Groviglio di idee, manovre e competenze sotto il ponte crollato a Genova

            Da Catania a Genova via Agrigento. Il viaggio è tortuoso ma reale.

            Non dico archiviata, ma quanto meno deviata dalle cronache politiche a quelle giudiziarie di origine agrigentina la vicenda della nave Diciotti, e degli immigrati finalmente sbarcati a Catania per raggiungere in gran parte, ospiti dei vescovi italiani, la ridente Rocca di Papa fra le proteste immancabili degli abitanti, è tornata alla ribalta la vicenda genovese del ponte Morandi. Che crollò alla vigilia di Ferragosto col bilancio di oltre 40 morti e dovrà essere ricostruito, sullo stesso o altro tracciato, per restituire la normalità al traffico e, più in generale, all’economia genovese. Ma possiamo anche  parlare di economia nazionale, essendo quello di Genova il secondo porto d’Italia per traffico di merci, dopo Trieste e prima di Cagliari.

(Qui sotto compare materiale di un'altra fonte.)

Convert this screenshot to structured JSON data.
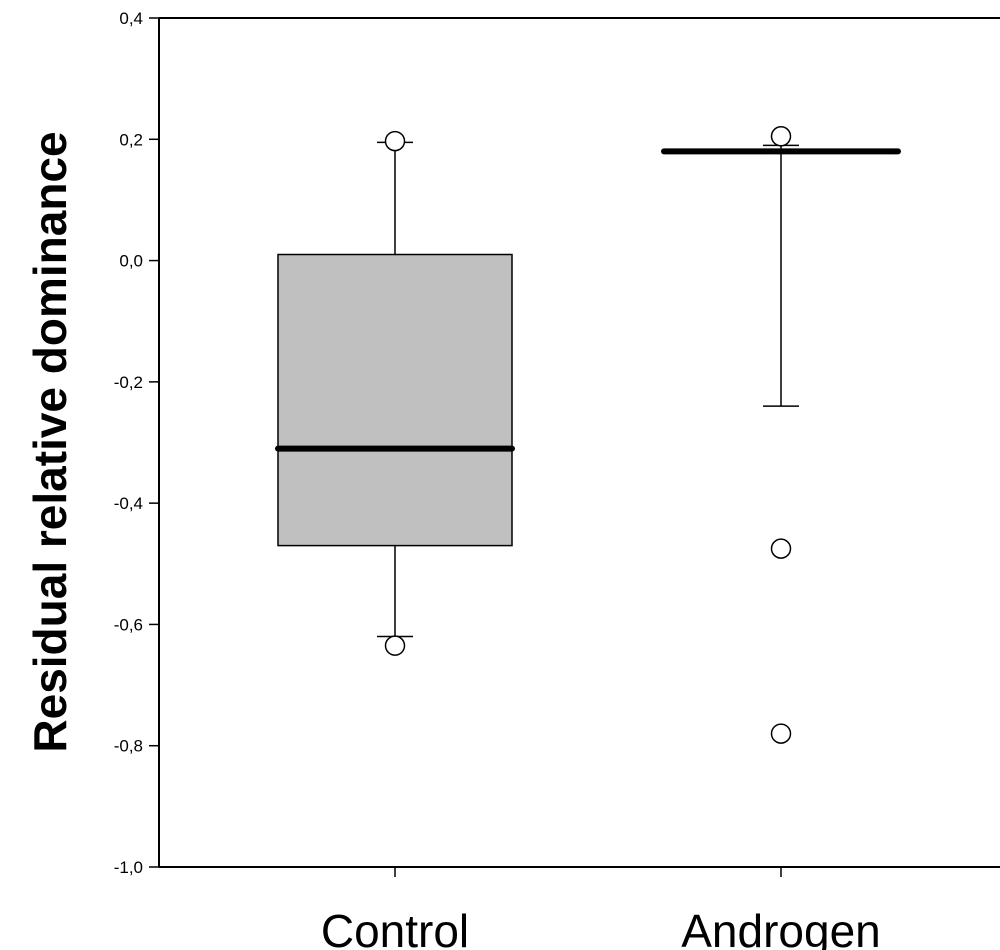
{
  "chart_data": {
    "type": "box",
    "title": "",
    "xlabel": "",
    "ylabel": "Residual relative dominance",
    "ylim": [
      -1.0,
      0.4
    ],
    "yticks": [
      -1.0,
      -0.8,
      -0.6,
      -0.4,
      -0.2,
      0.0,
      0.2,
      0.4
    ],
    "ytick_labels": [
      "-1,0",
      "-0,8",
      "-0,6",
      "-0,4",
      "-0,2",
      "0,0",
      "0,2",
      "0,4"
    ],
    "categories": [
      "Control",
      "Androgen"
    ],
    "boxes": [
      {
        "category": "Control",
        "whisker_low": -0.62,
        "q1": -0.47,
        "median": -0.31,
        "q3": 0.01,
        "whisker_high": 0.195,
        "outliers": [
          -0.635,
          0.197
        ]
      },
      {
        "category": "Androgen",
        "whisker_low": -0.24,
        "q1": 0.18,
        "median": 0.18,
        "q3": 0.18,
        "whisker_high": 0.19,
        "outliers": [
          -0.475,
          -0.78,
          0.205
        ]
      }
    ],
    "box_fill": "#c0c0c0",
    "grid": false,
    "legend": "none"
  }
}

            E’ proprio sulla ricostruzione, dopo la demolizione di quel che è rimasto in piedi pericolante su pezzi della città, che è scoppiato l’ennesimo conflitto politico, più ancora che tecnico, all’interno del governo: un conflitto che è parte di quello più generale sulla prospettiva della cosiddetta nazionalizzazione delle autostrade, perseguita dai grillini ma contestata dai leghisti.

            Assente o defilato dalla disputa, come al solito, il presidente del Consiglio Giuseppe Conte, che non sa ancora quale parte del vecchio contratto di governo, o di uno nuovo, dovrà accettare di eseguire, il suo vice pentastellato Luigi Di Maio ha già scelto praticamente il costruttore: la coppia Fincantieri-Cassa Depositi e Prestiti. La società ancora concessionaria dell’autostrada, e riferibile notoriamente alla famiglia Benetton, potrà al massimo assumersene i costi, rimanendone per il resto fuori anche per non potere accampare diritti di sorta nel lungo procedimento di revoca delle concessioni già avviato dal ministro grillino delle Infrastrutture Danilo Toninelli.

            L’altro vice presidente del Consiglio, e leader della Lega, Matteo Salvini è troppo impegnato a sfidare -questa volta forse non a torto- la magistratura che lo ha accusato per la vicenda della nave Diciotti di sequestro di persona, arresto illegale e abuso d’ufficio per tornare a intervenire di persona sulla questione del ponte di Genova. Per lui parla  e agisce l’amico, collega di partito e sottosegretario a Palazzo Chigi Giancarlo Giorgetti, per niente convinto né del ricorso alla Fincantieri e alla Cassa Depositi e Prestiti per la ricostruzione né della meta finale della nazionalizzazione delle autostrade. Ma non ne è convinto, anzi decisamente contrario, anche il presidente della regione Liguria Giovanni Toti, che è insieme di Forza Italia e capo di una giunta di centrodestra, a partecipazione quindi leghista. Ma soprattutto Toti è anche commissario straordinario per l’emergenza genovese insorta con il crollo del viadotto: un commissario nominato non dal primo cittadino di passaggio sotto quel che è rimasto del ponte, ma dal Consiglio dei Ministri.

            Toti, con comprensibile delusione, e credo anche con la sorpresa dello stesso Salvini, ha scoperto nel contrasto esploso sulla vicenda della ricostruzione che le sue competenze non sono così ben definite come si aspettava, e come imponevano il buon senso e la gravità della situazione.

             I grillini pensano che le competenze di Toti si fermino alla demolizione di quel che è rimasto del viadotto Morandi, alla sistemazione degli sfollati che vi abitavano sotto, al traffico e a qualcosa d’altro. Sul resto, cioè sulla ricostruzione, i grillini pensano che debba decidere direttamente il governo o un altro commissario da nominare, e affiancare o sovrapporre al governatore della regione, troppo forzista forse perché Di Maio e amici possano fidarsene.

            Ma non è detto che anche nella vicenda genovese la cronaca politica non debba essere non solo affiancata, come è già accaduto, ma superata – come a Catania- da quella giudiziaria perché fra gli indagati per il crollo, e destinati probabilmente a un processo di chissà quale durata, con i “tempi” non graditi o tollerati dal presidente del Consiglio, potrebbero trovarsi uomini coinvolti direttamente o indirettamente pure nella disputa sulla ricostruzione, nazionalizzazione e quant’altro.

            La confusione sotto il cielo, di Genova, è massima. E Mao è morto da troppo tempo per goderne.